Regarding Zera Yacob’s discussion of marriage, it’s worth noting that monasticism was (and still is) very prominent in Ethiopia. (The picture at the head of this post is one I shot of a couple of monks in Lalibela in 2002.)
Marriage is an interesting case to think about in a bit more detail, because it’s really not nearly so straightforward as Zera Yacob supposes, and that shows the limits of this kind of a priori moral philosophizing. Marriage is, no doubt, suitable for human beings, and, as a matter of equity, it seems fair that each person should have one and only one spouse. But that’s hardly the end of the question. Let’s take at what Paul says about marriage in 1 Corinthians 7:25–35:
Now concerning the betrothed, I have no command from the Lord, but I give my judgment as one who by the Lord’s mercy is trustworthy. I think that in view of the present distress it is good for a person to remain as he is. Are you bound to a wife? Do not seek to be free. Are you free from a wife? Do not seek a wife. But if you do marry, you have not sinned, and if a betrothed woman marries, she has not sinned. Yet those who marry will have worldly troubles, and I would spare you that. This is what I mean, brothers: the appointed time has grown very short. From now on, let those who have wives live as though they had none, and those who mourn as though they were not mourning, and those who rejoice as though they were not rejoicing, and those who buy as though they had no goods, and those who deal with the world as though they had no dealings with it. For the present form of this world is passing away. I want you to be free from anxieties. The unmarried man is anxious about the things of the Lord, how to please the Lord. But the married man is anxious about worldly things, how to please his wife, and his interests are divided. And the unmarried or betrothed woman is anxious about the things of the Lord, how to be holy in body and spirit. But the married woman is anxious about worldly things, how to please her husband. I say this for your own benefit, not to lay any restraint upon you, but to promote good order and to secure your undivided devotion to the Lord.

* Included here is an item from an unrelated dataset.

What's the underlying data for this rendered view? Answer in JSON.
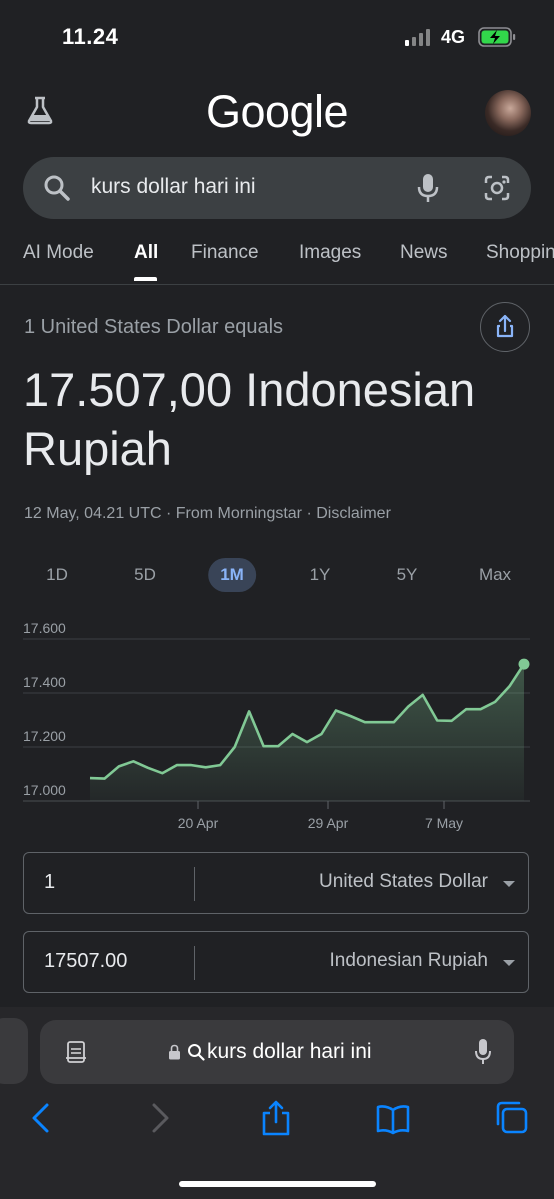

Whatever the situation in Ethiopia, this isn’t terribly doctrinaire. But the key point is that Paul thinks there are special circumstances (namely the coming of Christ) that make it wise not to marry. If you don’t agree with Paul about those special circumstances, then of course you won’t see marriage his way either. The facts change things.
Polygamy is an interesting case, too (or more specifically polgyny, since polyandry is very uncommon). No doubt some men will suffer if other men monopolize multiple women. But is everyone entitled to a spouse? No doubt many women would rather be the second or third wife of a high-status man than the first wife of a low-status man. That’s unfortunate for low status men, but why should women be compelled to marry them? Well, there’s a practical reason: lots of single men with no access to women are a social hazard. This is, historically speaking, quite likely one of the reasons monogamy is in fact so widely practiced. (For an engaging discussion of such matters, see The Moral Animal by Robert Wright.) To my mind this is a better—though less obvious—justification for monogamy than Zera Yacob’s. Again, the historical and social context matters, and in un-obvious ways.
An implication: one of the reasons not to be too dismissive of the revelation in favour of one’s own `wisdom’ is that, most of the time, most of us don’t know why we do what we do, or why we should (or shouldn’t) do it.